You know you've been playing too much EQ when hearing the word "Erudite"
makes you think of tall, black gentlemen or women with high foreheads,
instead of Isaac Asimov*.

(For the confused, a definition:)

Word of the Day for Monday February 18, 2002:

erudite \AIR-yuh-dyt; -uh-dyt\, adjective:
Characterized by extensive reading or knowledge; learned.

In front of imposing edifices like the Topkapi Palace or Hagia Sophia are
guides displaying Government-issued licenses. Many of these guides are
erudite historians who have quit low-paying jobs as university professors
and now offer private tours.
--"What's Doing in Istanbul," New York Times, February 23, 1997

The works of Baudrillard, Deleuze, Guattari and Virilio are filled with
seemingly erudite references to relativity, quantum mechanics, chaos
theory, etc.
--Alan Sokal and Jean Bricmont, Fashionable Nonsense

Erudite comes from Latin eruditus, from e-, "out of, from" + rudis, "rough,
untaught," which is also the source of English rude.
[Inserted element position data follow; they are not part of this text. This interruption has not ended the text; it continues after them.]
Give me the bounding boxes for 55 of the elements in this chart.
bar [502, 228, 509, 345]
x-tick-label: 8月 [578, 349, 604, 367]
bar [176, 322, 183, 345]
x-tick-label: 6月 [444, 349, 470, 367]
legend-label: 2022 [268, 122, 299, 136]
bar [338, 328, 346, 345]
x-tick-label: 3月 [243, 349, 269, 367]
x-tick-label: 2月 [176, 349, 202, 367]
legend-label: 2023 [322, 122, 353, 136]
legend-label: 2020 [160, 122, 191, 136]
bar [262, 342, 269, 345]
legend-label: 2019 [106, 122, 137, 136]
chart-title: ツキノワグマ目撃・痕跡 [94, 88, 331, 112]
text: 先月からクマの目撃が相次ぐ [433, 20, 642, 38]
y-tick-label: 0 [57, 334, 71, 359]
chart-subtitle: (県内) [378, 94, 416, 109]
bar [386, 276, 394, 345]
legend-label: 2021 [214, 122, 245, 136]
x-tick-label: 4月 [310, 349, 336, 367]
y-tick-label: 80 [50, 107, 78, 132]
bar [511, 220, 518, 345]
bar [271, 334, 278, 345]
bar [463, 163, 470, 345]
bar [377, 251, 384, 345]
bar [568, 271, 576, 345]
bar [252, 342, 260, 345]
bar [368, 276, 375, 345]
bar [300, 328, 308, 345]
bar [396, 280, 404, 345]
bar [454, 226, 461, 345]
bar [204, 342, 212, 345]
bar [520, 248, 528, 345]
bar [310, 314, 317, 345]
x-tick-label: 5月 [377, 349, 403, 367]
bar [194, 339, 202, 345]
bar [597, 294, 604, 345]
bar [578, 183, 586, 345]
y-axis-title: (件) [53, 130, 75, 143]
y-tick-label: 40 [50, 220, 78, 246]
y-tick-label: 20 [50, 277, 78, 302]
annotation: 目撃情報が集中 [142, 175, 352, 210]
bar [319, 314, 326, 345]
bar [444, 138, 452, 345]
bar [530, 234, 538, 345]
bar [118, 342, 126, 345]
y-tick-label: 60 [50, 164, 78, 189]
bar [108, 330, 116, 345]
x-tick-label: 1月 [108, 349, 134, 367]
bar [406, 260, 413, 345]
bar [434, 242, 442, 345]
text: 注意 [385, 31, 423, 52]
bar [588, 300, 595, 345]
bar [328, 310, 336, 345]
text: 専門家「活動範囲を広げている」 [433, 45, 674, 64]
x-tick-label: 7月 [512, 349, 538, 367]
Hence one who is
erudite has been brought out of a rough, untaught, rude state.

-----------------------------------------------
Talies the Wanderer

*Isaac Asimov loved limericks. He once made a challenge that no one could
build a limerick using his name. This was the winner:
That erudite Asimov, Isaac
Created a tremor quite seismic
When asked why he did so,
Replied he, these words low,
"Baked beans for lunch: not a wise pick."